Silber beliebter als Gold
Der Silberpreis hatte zu Beginn der Corona-Krise zunächst deutlich stärker nachgegeben als die Gold-Notierung. Durch den Einbruch der Elektroniknachfrage und Panikverkäufe am Terminmarkt stieg die Ratio zwischen Gold und Silber zeitweise auf mehr als 120. Das historische Mittel liegt bei 60-65. Aufgrund dieses Gefälles – und dem dahinter stehenden Bewertungsunterschied in relativer Hinsicht – dürften viele Investoren jetzt auch das helle Edelmetall wieder entdeckt haben. Die Zuflüsse waren in diesem Jahr noch deutlich höher als die in Gold. Allein seit Anfang Juli sind bereits mehr als 2.800 Tonnen in ETFs geflossen. Seit Mitte Juli gab es daher eine Aufholrallye gegenüber Gold. Silber stieg zwischenzeitlich auf mehr als 24 US-Dollar je Feinunze und ist damit so teuer wie zuletzt im Herbst 2013. Dennoch hat der Silberpreis noch Luft nach oben, auch wenn der Großteil der Aufholbewegung bereits stattgefunden haben dürfte. Die Gold-/Silber-Ratio könnte von aktuell rund 84 womöglich noch in den Bereich zwischen 70 und 75 fallen.
Für Silber gelten die gleichen Argumente wie für Gold. Zudem spricht der Industriemetallcharakter, den Silber zusätzlich hat, dafür, dass der Preis durch die steigende Nachfrage in einer zyklischen Erholung nach der Krise weiter anziehen dürfte. Allerdings spielt die industrielle Nachfrage heute wegen des technologischen Fortschritts eine geringere Rolle als noch vor zehn Jahren. Heute werden zum Beispiel deutlich geringere Mengen des Metalls im Bereich Fotografie gebraucht. Das wichtigste Wachstumsfeld ist die Verwendung beim Bau von Solarzellen, allerdings wird auch hier stetig versucht, den Silber-Einsatz je Solarzelle zu verringern. Dennoch könnte aus dieser Richtung zusätzliche Phantasie in den Markt kommen. Der Präsidentschaftskandidat der US-Demokraten, Joe Biden, will verstärkt auf alternative Energien setzen. Das sollte die Nachfrage nach Silber weiter steigen lassen.
Platin attraktiver als Palladium
Auch Platin und Palladium haben sich zuletzt nach dem Einbruch zu Beginn der Corona-Krise deutlich erholt. Ein maßgeblicher Grund dafür ist, dass das Angebot noch stärker zurückgegangen ist als die Nachfrage. In Südafrika waren wegen der Pandemie viele Minen geschlossen.

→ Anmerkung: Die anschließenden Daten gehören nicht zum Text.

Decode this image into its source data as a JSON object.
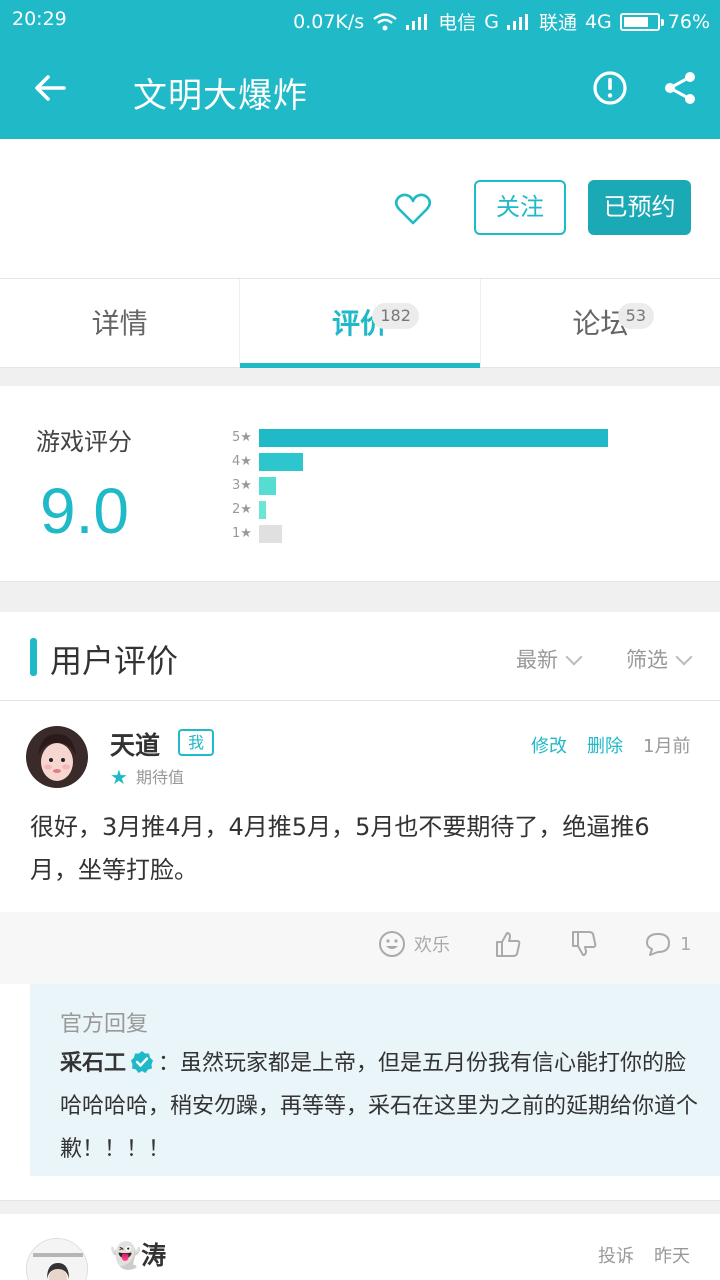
{
  "status_bar": {
    "time": "20:29",
    "speed": "0.07K/s",
    "carrier1": "电信",
    "net1": "G",
    "carrier2": "联通",
    "net2": "4G",
    "battery": "76%",
    "battery_level": 0.76
  },
  "app_bar": {
    "title": "文明大爆炸",
    "icons": [
      "back-arrow-icon",
      "report-icon",
      "share-icon"
    ]
  },
  "actions": {
    "favorite_icon": "heart-icon",
    "follow_label": "关注",
    "reserved_label": "已预约"
  },
  "tabs": [
    {
      "label": "详情",
      "badge": ""
    },
    {
      "label": "评价",
      "badge": "182"
    },
    {
      "label": "论坛",
      "badge": "53"
    }
  ],
  "rating": {
    "label": "游戏评分",
    "score": "9.0",
    "distribution": [
      {
        "stars": "5★",
        "fraction": 1.0,
        "color": "#1fb9c7"
      },
      {
        "stars": "4★",
        "fraction": 0.126,
        "color": "#2ec6cd"
      },
      {
        "stars": "3★",
        "fraction": 0.05,
        "color": "#54ddd0"
      },
      {
        "stars": "2★",
        "fraction": 0.02,
        "color": "#6ce6d4"
      },
      {
        "stars": "1★",
        "fraction": 0.066,
        "color": "#e0e0e0"
      }
    ]
  },
  "user_reviews": {
    "title": "用户评价",
    "sort": "最新",
    "filter": "筛选"
  },
  "review1": {
    "name": "天道",
    "me_tag": "我",
    "sub": "期待值",
    "edit": "修改",
    "delete": "删除",
    "time": "1月前",
    "content": "很好，3月推4月，4月推5月，5月也不要期待了，绝逼推6月，坐等打脸。",
    "happy": "欢乐",
    "comments": "1",
    "official_header": "官方回复",
    "official_author": "采石工",
    "official_text": "：虽然玩家都是上帝，但是五月份我有信心能打你的脸哈哈哈哈，稍安勿躁，再等等，采石在这里为之前的延期给你道个歉！！！！"
  },
  "review2": {
    "name": "👻涛",
    "report": "投诉",
    "time": "昨天"
  },
  "colors": {
    "accent": "#1fb9c7",
    "accent_dark": "#1ba9b6"
  }
}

Palladium hat mit 2.040 US-Dollar je Feinunze bereits wieder ein ambitioniertes Preisniveau erreicht. Das gilt gerade im Vergleich mit Platin, das aktuell nur rund 895 US-Dollar kostet. Beide Metalle werden in Katalysatoren verwendet. Wenn die Automobilindustrie wieder anspringt, spricht viel dafür, dass die Hersteller wegen des Preisunterschiedes wieder mehr Platin verarbeiten könnten. Auch in Brennstoffzellen wird Platin verbaut, was langfristig die Phantasie auf zusätzliches Nachfragepotenzial nährt.
Zudem ist es das vielseitigere Metall mit der breiteren Nachfragebasis. Anders als Palladium ist es auch für Investoren und die Schmuckindustrie interessant, nicht nur für die Industrie. Im Vergleich zu Gold, mit dem Platin in dieser Hinsicht konkurriert, ist es aktuell historisch günstig. Es kostet derzeit rund die Hälfte des „gelben Edelmetallklassikers“, war aber in der Vergangenheit auch schon einmal doppelt so teuer. Außerdem ist der Abbau mit einem Anteil von 70 Prozent der Gesamtförderung stark auf Südafrika konzentriert. Dort sind Produktionsunterbrechungen, zum Beispiel durch Stromausfälle oder Streiks, an der Tagesordnung. Auf mittlere Sicht dürfte der Platinpreis nach der Aufholrallye von Silber daher mit über die stärksten Auftriebskräfte im Edelmetallbereich verfügen.
Stand aller Informationen, Erläuterungen und Darstellungen:
31. Juli 2020, soweit nicht anders angegeben.